Вместо ожидаемой грубости, Микеле резко вздохнул, словно борясь с внезапно нахлынувшими эмоциями. Он выпрямился, убирая руку с моего затылка.

– Чёрт, Серафина! Это же твой первый раз! А ты моя жена… в конце концов. – он замолчал, словно подбирая слова, и я, осмелев, приоткрыла глаза. В его взгляде, обычно холодном и непроницаемом, мелькнуло что-то нечитаемое – странная смесь похоти и напряжения, борьба между звериным инстинктом и чем-то ещё, глубоко скрытым. – Я должен… позаботиться о тебе.

Прежде чем я успела что-либо ответить, металлический щелчок пряжки на его брюках прорезал тишину, заставив моё сердце забиться чаще. Ловким движением он снял ремень и, прежде чем я успела осознать, что происходит, обвязал им мои запястья, туго стянув их вместе. Резкая боль пронзила кожу, вызвав невольный крик.

– Микеле! – воскликнула я, пытаясь вырваться, но он только крепче сжал мои руки.

– Тихо! Так будет… лучше. Поверь мне.

Муж подхватил меня за талию, приподнял и широко раздвинул ноги. Я чувствовала себя беспомощной бабочкой, распятой на коллекционной доске. Удерживая меня в таком положении, он опустился на пятки, наклонился, и его лицо оказалось между моих бёдер. Волосы щекотали кожу, а горячее дыхание обжигало, предвещая ещё больший жар.

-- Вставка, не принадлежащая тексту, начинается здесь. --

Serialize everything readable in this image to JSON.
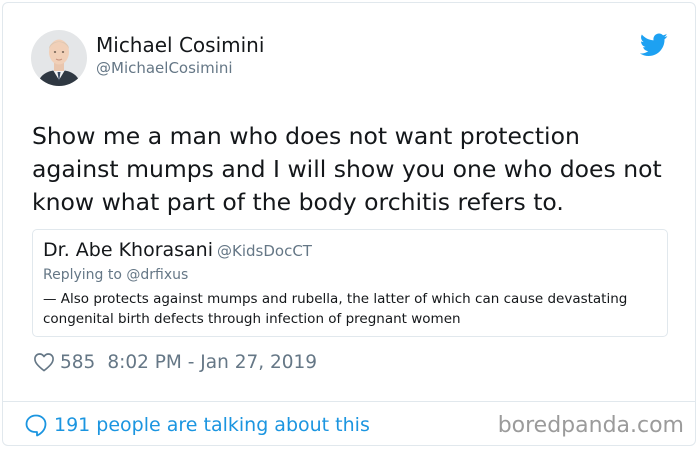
{
  "tweet": {
    "author": {
      "name": "Michael Cosimini",
      "handle": "@MichaelCosimini"
    },
    "text": "Show me a man who does not want protection against mumps and I will show you one who does not know what part of the body orchitis refers to.",
    "quoted": {
      "name": "Dr. Abe Khorasani",
      "handle": "@KidsDocCT",
      "replying_to": "Replying to @drfixus",
      "text": "— Also protects against mumps and rubella, the latter of which can cause devastating congenital birth defects through infection of pregnant women"
    },
    "likes": "585",
    "timestamp": "8:02 PM - Jan 27, 2019",
    "talking": "191 people are talking about this"
  },
  "watermark": "boredpanda.com",
  "colors": {
    "twitter_blue": "#1da1f2",
    "link_blue": "#1b95e0",
    "muted_gray": "#657786",
    "border": "#e1e8ed"
  },
  "icons": {
    "logo": "twitter-bird-icon",
    "like": "heart-icon",
    "talk": "speech-bubble-icon"
  }
}
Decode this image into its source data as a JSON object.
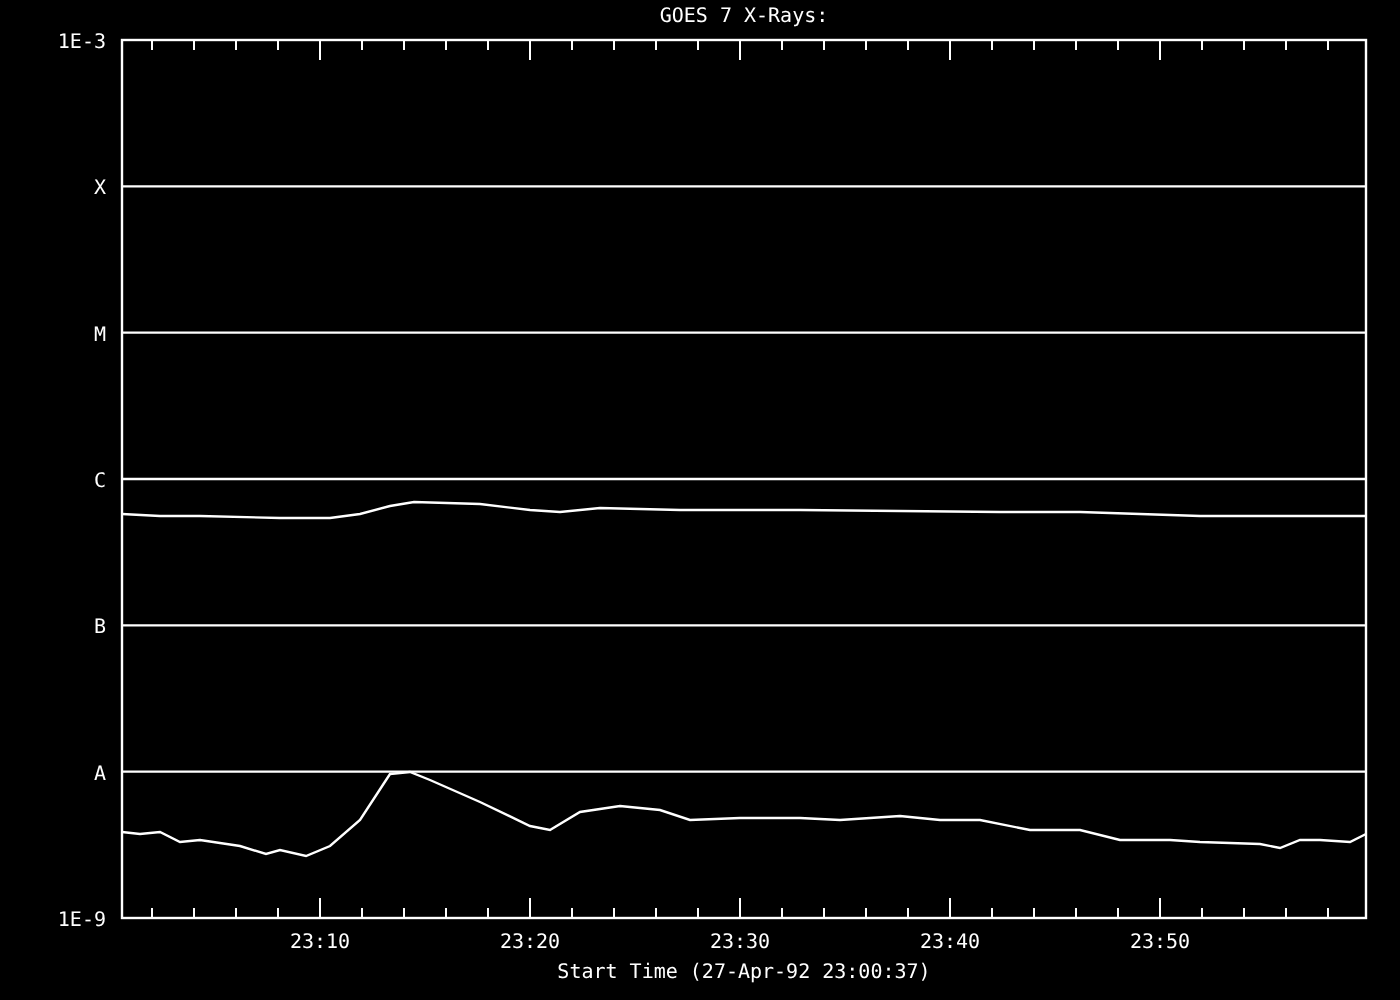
{
  "title": "GOES 7 X-Rays:",
  "y_axis_labels": [
    "1E-3",
    "X",
    "M",
    "C",
    "B",
    "A",
    "1E-9"
  ],
  "x_axis_labels": [
    "23:10",
    "23:20",
    "23:30",
    "23:40",
    "23:50"
  ],
  "x_axis_title": "Start Time (27-Apr-92 23:00:37)"
}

Первое прикосновение языка к клитору послало по телу волну жгучего наслаждения. Невольный стон сорвался с моих губ.

– Такая чувствительная… – прохрипел он, и в его голосе не было ни теплоты, ни нежности – только холодное, почти хищное удовлетворение. – Мне это нравится.

Он медленно, с нажимом обвёл языком клитор, вытягивая из меня новый стон.

– Хорошая девочка. – прошептал он, и его ласки стали ещё настойчивее, исследуя, дразня, доводя меня до исступления. Мои бёдра инстинктивно начали двигаться ему навстречу, ища большего контакта. Натяжение внизу живота нарастало, превращаясь в сладкую, почти невыносимую пытку.

– Микеле… – выдохнула я, его имя сорвалось с губ хриплым стоном. Волна жара прокатилась по телу, концентрируясь внизу живота.

– Что, жена моя? – в его голосе послышалась издевательская нотка, он усилил нажим и начал двигаться быстрее, ритмичнее. – Нравится, когда я трахаю тебя языком?

– Ещё как! Да! Боже, Микеле, сильнее…

Он резко втянул воздух, удовлетворённый моей реакцией. Его пальцы грубо сжали мои ягодицы, и я вскрикнула от смеси боли и наслаждения.

– Не привыкла к такому обращению? – он резко сменил ритм и стал рисовать мучительно медленные круги. – Ну ты сама напросилась. Хотя я никогда не опускаюсь на женщину. Только с тобой. Только сегодня ночью.

Новая волна жара захлестнула меня, дыхание перехватило. Напряжение стало невыносимым, тело выгибалось навстречу его ласкам, жаждало большего.

– Пожалуйста… Микеле…

– Вот так, молодец! – прохрипел он, надавливая на клитор языком, одновременно толкаясь пальцем в моё лоно. – Проси сильнее. Мне нравится, когда ты умоляешь.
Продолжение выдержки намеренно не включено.